Now that you're connected to your Jupyter notebook, let's prepare a data set for processing. We're going to tackle the customer churn prediction problem found in this SageMaker example, except we're going to use a neural network in TensorFlow rather than XGBoost.
We need an S3 bucket to store our training data. Making sure that you're working in the same region as your EKS cluster, run:
aws s3 mb s3://<BUCKET>
Choose an appropriate name in place of <BUCKET>
.
We need to give our EKS nodes permission to use the S3 bucket we just made. We do this by associating an IAM policy to the IAM role that eksctl
created for the nodes.
First, create the following IAM policy in the AWS IAM console.

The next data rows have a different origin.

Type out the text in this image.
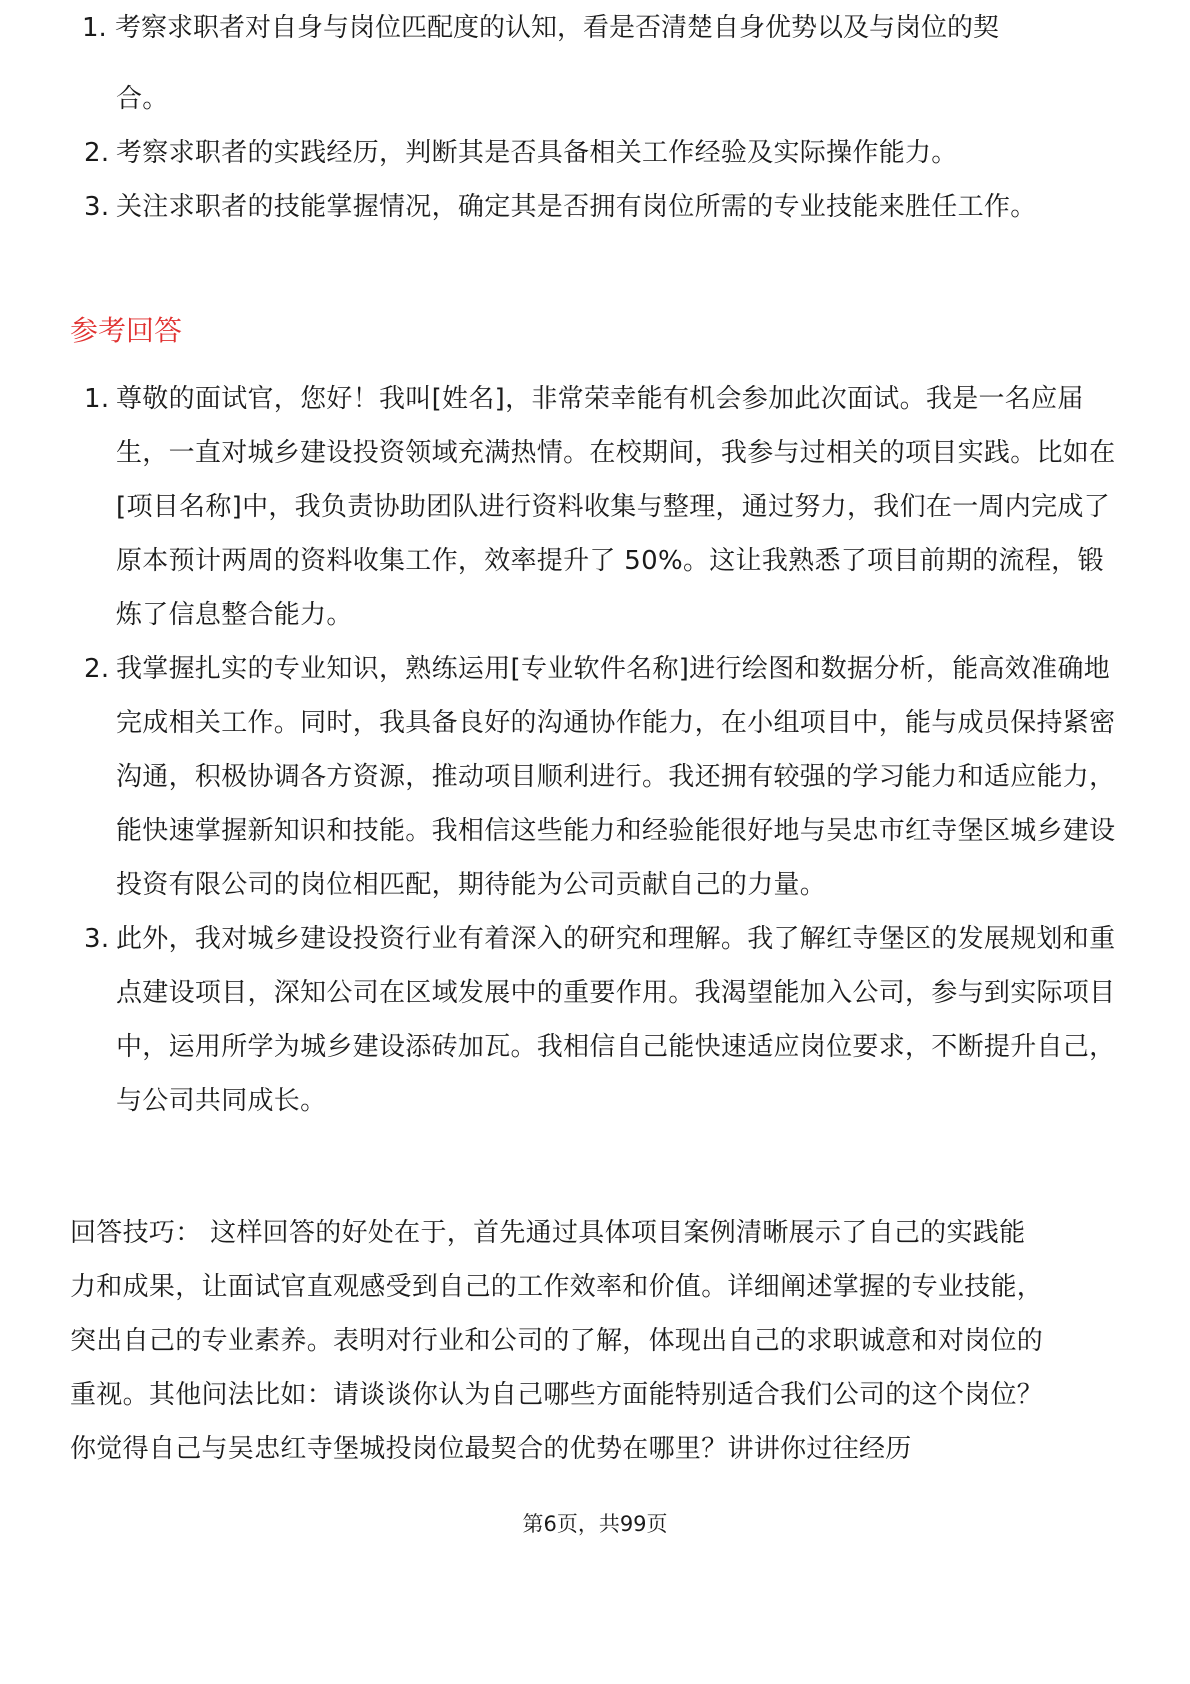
1. 考察求职者对自身与岗位匹配度的认知，看是否清楚自身优势以及与岗位的契
合。
2. 考察求职者的实践经历，判断其是否具备相关工作经验及实际操作能力。
3. 关注求职者的技能掌握情况，确定其是否拥有岗位所需的专业技能来胜任工作。
参考回答
1. 尊敬的面试官，您好！我叫[姓名]，非常荣幸能有机会参加此次面试。我是一名应届生，一直对城乡建设投资领域充满热情。在校期间，我参与过相关的项目实践。比如在[项目名称]中，我负责协助团队进行资料收集与整理，通过努力，我们在一周内完成了原本预计两周的资料收集工作，效率提升了 50%。这让我熟悉了项目前期的流程，锻炼了信息整合能力。
2. 我掌握扎实的专业知识，熟练运用[专业软件名称]进行绘图和数据分析，能高效准确地完成相关工作。同时，我具备良好的沟通协作能力，在小组项目中，能与成员保持紧密沟通，积极协调各方资源，推动项目顺利进行。我还拥有较强的学习能力和适应能力，能快速掌握新知识和技能。我相信这些能力和经验能很好地与吴忠市红寺堡区城乡建设投资有限公司的岗位相匹配，期待能为公司贡献自己的力量。
3. 此外，我对城乡建设投资行业有着深入的研究和理解。我了解红寺堡区的发展规划和重点建设项目，深知公司在区域发展中的重要作用。我渴望能加入公司，参与到实际项目中，运用所学为城乡建设添砖加瓦。我相信自己能快速适应岗位要求，不断提升自己，与公司共同成长。
回答技巧： 这样回答的好处在于，首先通过具体项目案例清晰展示了自己的实践能力和成果，让面试官直观感受到自己的工作效率和价值。详细阐述掌握的专业技能，突出自己的专业素养。表明对行业和公司的了解，体现出自己的求职诚意和对岗位的重视。其他问法比如：请谈谈你认为自己哪些方面能特别适合我们公司的这个岗位？你觉得自己与吴忠红寺堡城投岗位最契合的优势在哪里？讲讲你过往经历
第6页，共99页
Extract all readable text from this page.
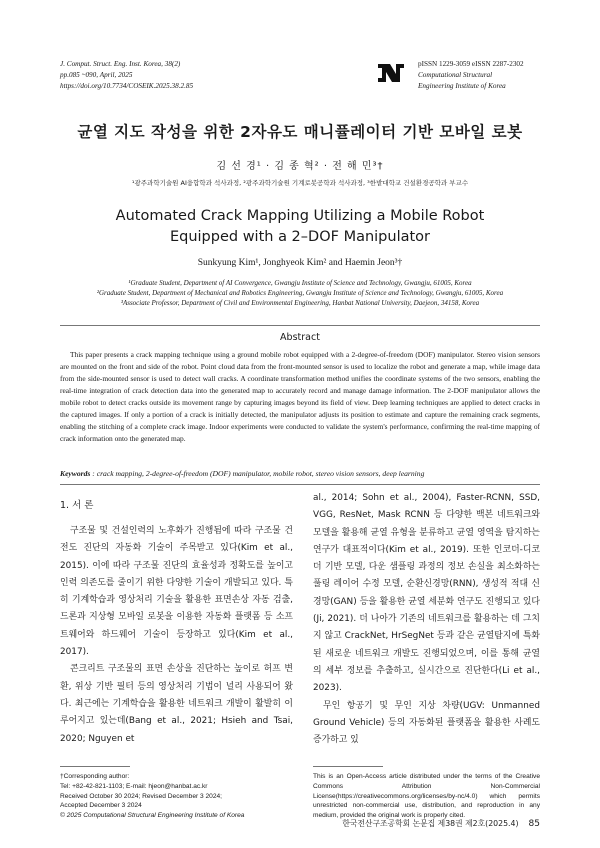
J. Comput. Struct. Eng. Inst. Korea, 38(2)
pp.085 ~090, April, 2025
https://doi.org/10.7734/COSEIK.2025.38.2.85
pISSN 1229-3059 eISSN 2287-2302
Computational Structural
Engineering Institute of Korea
균열 지도 작성을 위한 2자유도 매니퓰레이터 기반 모바일 로봇
김 선 경¹ · 김 종 혁² · 전 해 민³†
¹광주과학기술원 AI융합학과 석사과정, ²광주과학기술원 기계로봇공학과 석사과정, ³한밭대학교 건설환경공학과 부교수
Automated Crack Mapping Utilizing a Mobile Robot
Equipped with a 2–DOF Manipulator
Sunkyung Kim¹, Jonghyeok Kim² and Haemin Jeon³†
¹Graduate Student, Department of AI Convergence, Gwangju Institute of Science and Technology, Gwangju, 61005, Korea
²Graduate Student, Department of Mechanical and Robotics Engineering, Gwangju Institute of Science and Technology, Gwangju, 61005, Korea
³Associate Professor, Department of Civil and Environmental Engineering, Hanbat National University, Daejeon, 34158, Korea
Abstract
This paper presents a crack mapping technique using a ground mobile robot equipped with a 2-degree-of-freedom (DOF) manipulator. Stereo vision sensors are mounted on the front and side of the robot. Point cloud data from the front-mounted sensor is used to localize the robot and generate a map, while image data from the side-mounted sensor is used to detect wall cracks. A coordinate transformation method unifies the coordinate systems of the two sensors, enabling the real-time integration of crack detection data into the generated map to accurately record and manage damage information. The 2-DOF manipulator allows the mobile robot to detect cracks outside its movement range by capturing images beyond its field of view. Deep learning techniques are applied to detect cracks in the captured images. If only a portion of a crack is initially detected, the manipulator adjusts its position to estimate and capture the remaining crack segments, enabling the stitching of a complete crack image. Indoor experiments were conducted to validate the system's performance, confirming the real-time mapping of crack information onto the generated map.
Keywords : crack mapping, 2-degree-of-freedom (DOF) manipulator, mobile robot, stereo vision sensors, deep learning
1. 서 론

구조물 및 건설인력의 노후화가 진행됨에 따라 구조물 건전도 진단의 자동화 기술이 주목받고 있다(Kim et al., 2015). 이에 따라 구조물 진단의 효율성과 정확도를 높이고 인력 의존도를 줄이기 위한 다양한 기술이 개발되고 있다. 특히 기계학습과 영상처리 기술을 활용한 표면손상 자동 검출, 드론과 지상형 모바일 로봇을 이용한 자동화 플랫폼 등 소프트웨어와 하드웨어 기술이 등장하고 있다(Kim et al., 2017).

콘크리트 구조물의 표면 손상을 진단하는 높이로 허프 변환, 위상 기반 필터 등의 영상처리 기법이 널리 사용되어 왔다. 최근에는 기계학습을 활용한 네트워크 개발이 활발히 이루어지고 있는데(Bang et al., 2021; Hsieh and Tsai, 2020; Nguyen et

al., 2014; Sohn et al., 2004), Faster-RCNN, SSD, VGG, ResNet, Mask RCNN 등 다양한 백본 네트워크와 모델을 활용해 균열 유형을 분류하고 균열 영역을 탐지하는 연구가 대표적이다(Kim et al., 2019). 또한 인코더-디코더 기반 모델, 다운 샘플링 과정의 정보 손실을 최소화하는 풀링 레이어 수정 모델, 순환신경망(RNN), 생성적 적대 신경망(GAN) 등을 활용한 균열 세분화 연구도 진행되고 있다(Ji, 2021). 더 나아가 기존의 네트워크를 활용하는 데 그치지 않고 CrackNet, HrSegNet 등과 같은 균열탐지에 특화된 새로운 네트워크 개발도 진행되었으며, 이를 통해 균열의 세부 정보를 추출하고, 실시간으로 진단한다(Li et al., 2023).

무인 항공기 및 무인 지상 차량(UGV: Unmanned Ground Vehicle) 등의 자동화된 플랫폼을 활용한 사례도 증가하고 있

†Corresponding author:
Tel: +82-42-821-1103; E-mail: hjeon@hanbat.ac.kr
Received October 30 2024; Revised December 3 2024;
Accepted December 3 2024
© 2025 Computational Structural Engineering Institute of Korea
This is an Open-Access article distributed under the terms of the Creative Commons Attribution Non-Commercial License(https://creativecommons.org/licenses/by-nc/4.0) which permits unrestricted non-commercial use, distribution, and reproduction in any medium, provided the original work is properly cited.
한국전산구조공학회 논문집 제38권 제2호(2025.4) 85
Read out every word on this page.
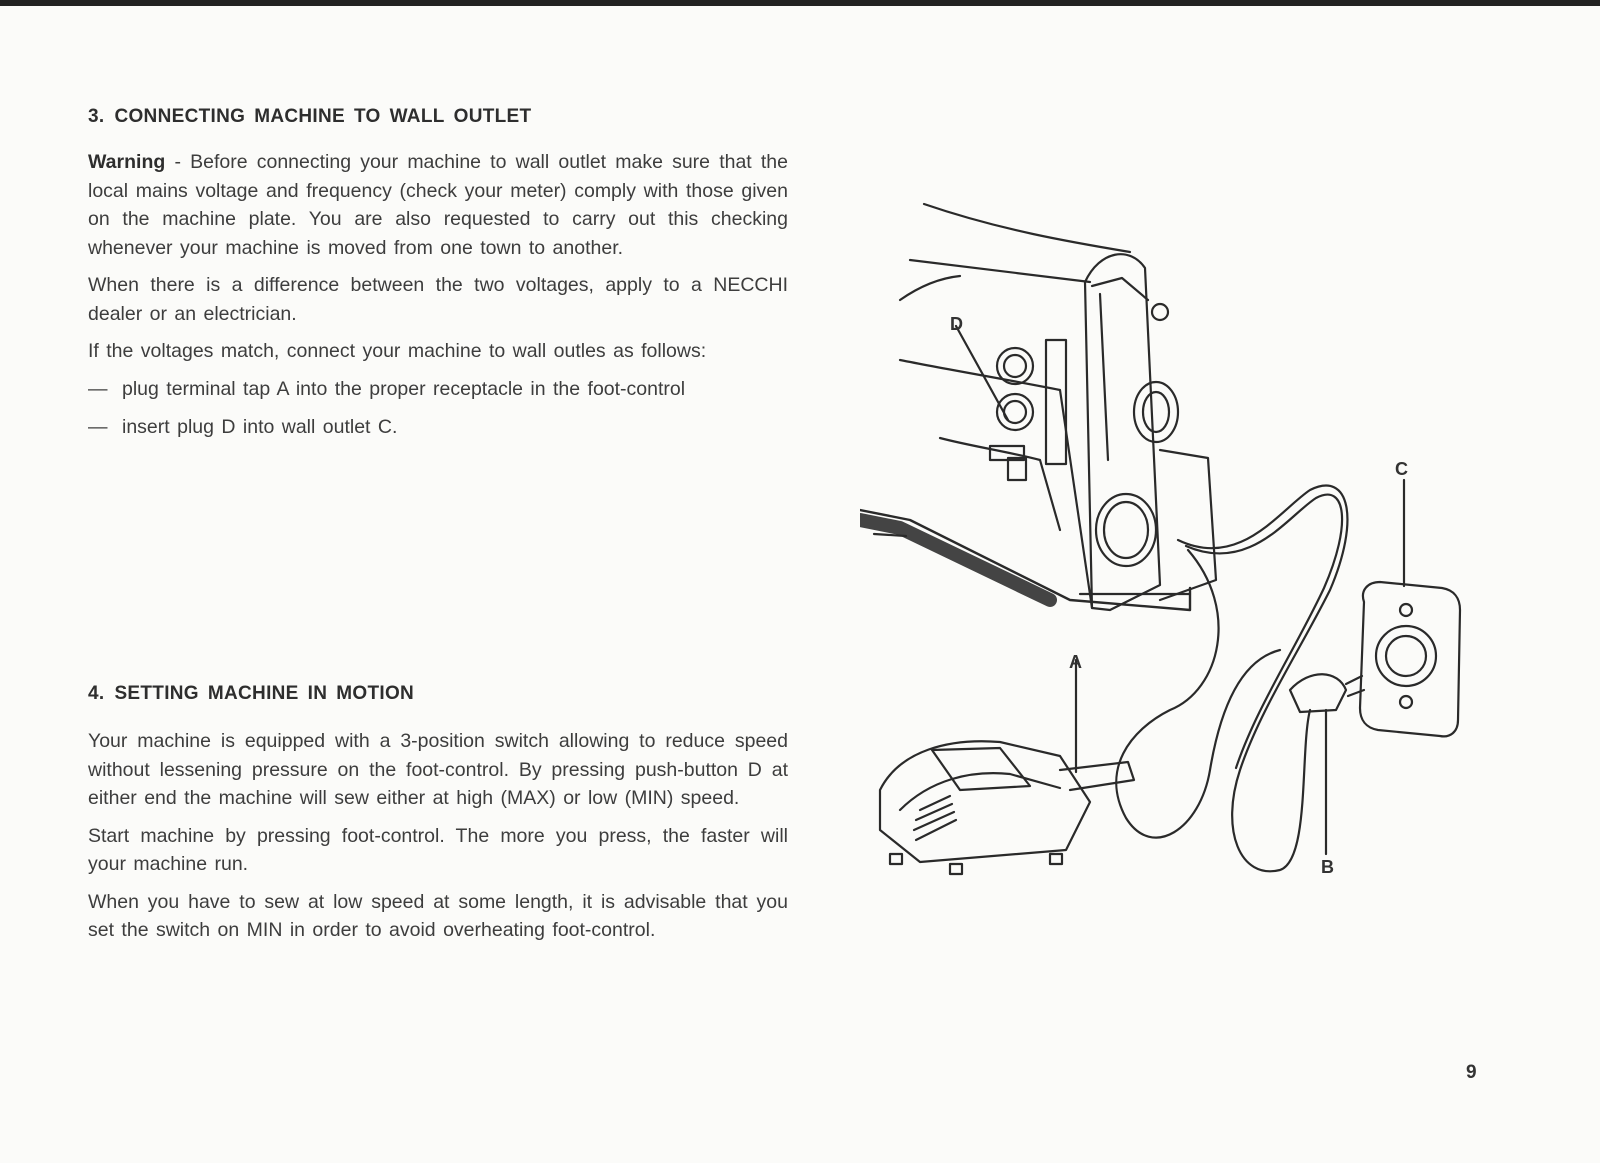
3. CONNECTING MACHINE TO WALL OUTLET

Warning - Before connecting your machine to wall outlet make sure that the local mains voltage and frequency (check your meter) comply with those given on the machine plate. You are also requested to carry out this checking whenever your machine is moved from one town to another.

When there is a difference between the two voltages, apply to a NECCHI dealer or an electrician.

If the voltages match, connect your machine to wall outles as follows:

— plug terminal tap A into the proper receptacle in the foot-control
— insert plug D into wall outlet C.
4. SETTING MACHINE IN MOTION

Your machine is equipped with a 3-position switch allowing to reduce speed without lessening pressure on the foot-control. By pressing push-button D at either end the machine will sew either at high (MAX) or low (MIN) speed.

Start machine by pressing foot-control. The more you press, the faster will your machine run.

When you have to sew at low speed at some length, it is advisable that you set the switch on MIN in order to avoid overheating foot-control.

D
C
A
B
9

Name it smoperators-s3
. Be sure to replace the value BUCKET
with the name of the S3 bucket you just created.
{
"Version": "2012-10-17",
"Statement": [
{
"Sid": "VisualEditor0",
"Effect": "Allow",
"Action": [
"s3:PutObject",
"s3:GetObject",
"s3:ListBucket",
"s3:PutObjectTagging"
],
"Resource": [
"arn:aws:s3:::BUCKET/*",
"arn:aws:s3:::BUCKET"
]
},
{
"Sid": "VisualEditor1",
"Effect": "Allow",
"Action": "s3:HeadBucket",
"Resource": "*"
}
]
}
Now find the IAM role whose name starts with eksctl-eks-kubeflow-nodegroup
. Add the new policy to this role.
Before running a notebook, we'll install the boto3
module so that we can work with S3 through the Python SDK. In your notebook, click New -> Terminal
. In the new terminal window, enter:
pip install --user boto3 pandas numpy sklearn
Next, download the example notebook. In your notebook, click Upload
and select this notebook. Click Upload
again to complete the upload.
Now click the imported notebook to open it. Read through and execute each cell in the notebook, making sure to edit the bucket
and prefix
variables in the first code cell.
After you finish executing this notebook, you'll have train, validation, and test data sets stored in S3.